A huge, and I mean huge, project has been rumbling away at Leiths HQ for the past few years. With the dream of getting schoolkids across the country cooking.

Meet Chef AJ, Director of Partnerships & Development. Find out why Leiths has taken on this initiative and why it’s important.

A huge, and I mean huge, project has been rumbling away at Leiths HQ for the past few years. With the dream of getting schoolkids across the country cooking, Leiths has distilled years of experience in practical cookery education into its box-fresh Partnership School Programme.

Chef AJ

‘The really important bit,’ says Alistair Turner, the man behind the programme ‘is to get more kids to pick up a whisk or a knife or a wooden spoon and just to mix something.’ He re-adjusts his glasses and scratches his head for the seventh time on our call. He has an almost wizardy energy which is devoted to getting more kids in primary and secondary schools ‘actually cooking’. We’re colleagues who have only ever met via Teams but I feel like he’s in the room, marking up his big dreams on a blackboard.

‘We’ve got to a place where practical cookery is the exception and not the norm.’

I’m keen to ask Alistair, a trained architect and former chef at Rick Stein’s The Seafood Restaurant in Padstow, what sets Leiths apart from its educational competitors.

‘It’s all about things that are delicious.

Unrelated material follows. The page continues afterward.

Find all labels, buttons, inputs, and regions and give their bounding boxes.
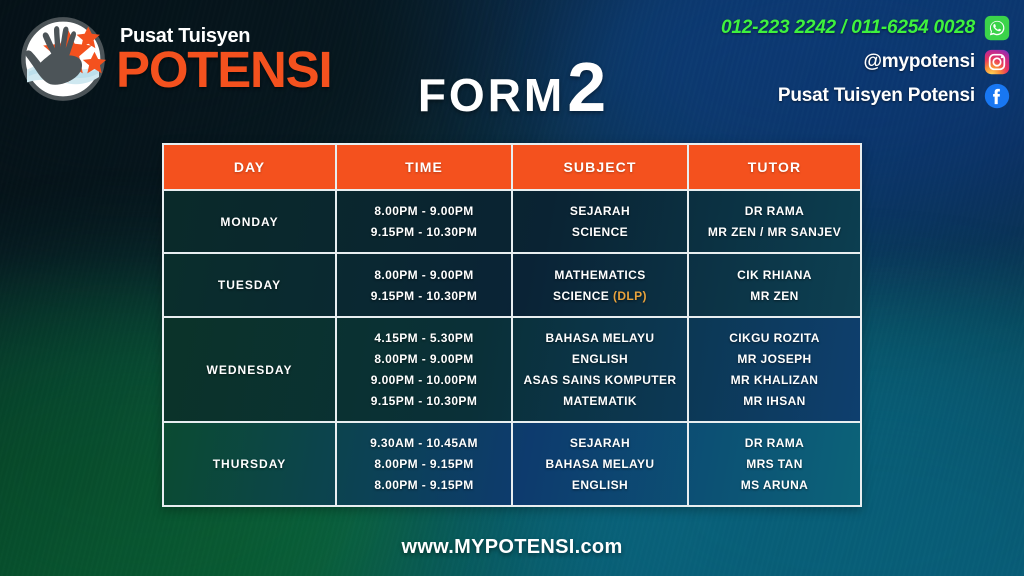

If you remove the carrot from a carrot cake it isn’t carrot cake anymore.’

His straightforwardness takes me by surprise. But he has a point and is informed by his days as a cookery teacher in Truro.

‘I’ve been in so many budget meetings where they say: “Well we won’t put cinnamon in it, we’ll take that out because we’re gonna have to buy a jar of cinnamon.” And actually, cinnamon is a key ingredient and the child will go – “Oh ok, that’s cinnamon”. They all know what flour is.’

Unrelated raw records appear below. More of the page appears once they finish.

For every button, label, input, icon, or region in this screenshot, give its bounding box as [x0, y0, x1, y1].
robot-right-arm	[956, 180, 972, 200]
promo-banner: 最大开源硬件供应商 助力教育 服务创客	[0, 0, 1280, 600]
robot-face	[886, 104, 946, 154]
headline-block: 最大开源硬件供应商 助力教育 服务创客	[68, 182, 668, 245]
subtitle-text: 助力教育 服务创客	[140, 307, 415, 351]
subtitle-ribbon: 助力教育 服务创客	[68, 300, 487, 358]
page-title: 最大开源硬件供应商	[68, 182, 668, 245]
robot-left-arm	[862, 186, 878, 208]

‘You could substitute these other ingredients such as a courgette or beetroot and add some chocolate powder.’

‘Our [Leiths] recipes are delicious and actually work.’

Indeed, our lessons are fully costed and timed to fit into a 50-minute lesson plan. Much of the lesson is done through video-led learning and ‘80% or thereabouts is practical cookery with us’, he enthuses.

In the current GCSE offering, he tells me ‘cooking doesn’t make up the majority of the course, it’s the theory.’

So, what’s chalked up on the big dream blackboard for fifty years’ time?

‘Whatever level you’re at, practical cookery should be a staple of the curriculum, just like doing your maths lessons.

‘You can count lemons, you can learn to spell lime.